Section 8-73-108(5)(e)(XX) provides, inter alia, for a
disqualification if a claimant has been discharged for failing to
meet established job performance or other defined standards. All
that is required to establish a disqualification pursuant to this
subsection is a showing that the claimant did not do the job for
which the claimant was hired and which the claimant knew was
expected of him or her. See Pabst v. Industrial Claim Appeals
Office, 833 P.2d 64 (Colo.App.1992).
Here, it was undisputed that claimant knew that he was required
to perform the anti-collision test as part of the pre-operational
lift safety tests, that he knew how to perform the anti-collision
test, and that he had performed it many times in the past. It is
also undisputed that he initially failed to perform it in this
instance, despite his representations to his supervisor that he had
done so.
Further, neither the hearing officer's evidentiary findings nor
the undisputed evidence provides a basis to conclude that claimant's
failure to perform this test was somehow nonvolitional. Cf.
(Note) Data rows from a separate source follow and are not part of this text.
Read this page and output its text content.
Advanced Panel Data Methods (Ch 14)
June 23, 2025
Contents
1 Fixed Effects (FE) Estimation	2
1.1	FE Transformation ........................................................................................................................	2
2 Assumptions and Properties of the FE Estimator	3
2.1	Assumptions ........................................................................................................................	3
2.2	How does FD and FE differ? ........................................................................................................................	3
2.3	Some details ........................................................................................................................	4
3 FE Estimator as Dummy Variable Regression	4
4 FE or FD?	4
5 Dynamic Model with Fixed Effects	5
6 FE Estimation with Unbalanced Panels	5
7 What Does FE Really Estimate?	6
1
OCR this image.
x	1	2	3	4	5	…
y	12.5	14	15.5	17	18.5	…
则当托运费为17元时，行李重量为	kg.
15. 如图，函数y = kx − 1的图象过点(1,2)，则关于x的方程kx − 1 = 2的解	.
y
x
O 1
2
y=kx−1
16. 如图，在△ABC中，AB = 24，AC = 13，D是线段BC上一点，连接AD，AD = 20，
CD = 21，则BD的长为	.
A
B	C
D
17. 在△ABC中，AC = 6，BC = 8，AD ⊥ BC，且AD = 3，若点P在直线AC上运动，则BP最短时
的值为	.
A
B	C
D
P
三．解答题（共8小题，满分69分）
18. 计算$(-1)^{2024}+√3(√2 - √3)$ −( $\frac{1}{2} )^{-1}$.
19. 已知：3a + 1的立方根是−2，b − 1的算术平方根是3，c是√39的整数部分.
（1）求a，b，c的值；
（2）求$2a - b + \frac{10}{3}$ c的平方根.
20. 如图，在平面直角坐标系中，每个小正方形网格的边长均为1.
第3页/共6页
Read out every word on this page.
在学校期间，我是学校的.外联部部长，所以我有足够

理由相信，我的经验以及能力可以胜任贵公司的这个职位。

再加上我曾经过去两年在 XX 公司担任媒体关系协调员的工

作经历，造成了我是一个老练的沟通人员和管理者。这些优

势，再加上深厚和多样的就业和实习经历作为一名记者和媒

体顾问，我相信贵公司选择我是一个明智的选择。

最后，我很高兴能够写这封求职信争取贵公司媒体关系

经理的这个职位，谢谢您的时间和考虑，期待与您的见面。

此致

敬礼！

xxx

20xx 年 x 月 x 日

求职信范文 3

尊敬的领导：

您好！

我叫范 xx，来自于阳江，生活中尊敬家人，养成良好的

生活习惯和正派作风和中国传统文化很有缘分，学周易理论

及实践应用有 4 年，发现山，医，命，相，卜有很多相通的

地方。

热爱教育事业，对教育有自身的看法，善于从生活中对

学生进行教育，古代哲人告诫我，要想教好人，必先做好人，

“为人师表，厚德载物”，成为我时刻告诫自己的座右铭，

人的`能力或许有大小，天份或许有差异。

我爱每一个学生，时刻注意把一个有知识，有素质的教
Nielsen v. AMI Industries, Inc., 759 P.2d 834 (Colo.App.1988)
(claimant could not act volitionally because he had not been made
aware of unwritten policy); Frontier Airlines, Inc. v. Industrial
Commission, 719 P.2d 739 (Colo.App.1986) (unforeseen
circumstances prevented claimant from working an entire shift after
he turned in time card reporting that he had worked entire shift).
Also, even if we assume, as the hearing officer found, that the
claimant's supervisor was responsible for checking claimant's work,
this would not absolve the claimant of his own responsibility to
perform the test in the first instance.
The hearing officer's evidentiary findings and the undisputed
record evidence support the conclusion that the claimant was
discharged for failing to meet employer's established job
performance or other defined standards and that he was at fault for
his termination. Therefore, the Panel did not err in disqualifying
claimant pursuant to § 8-73-108(5)(e)(XX),
C.R.S. (1986 Repl.Vol. 3B). See Pabst v. Industrial Claim Appeals
Office, supra.
Accordingly, the Panel's order is affirmed.
Rothenberg and Taubman, JJ., concur.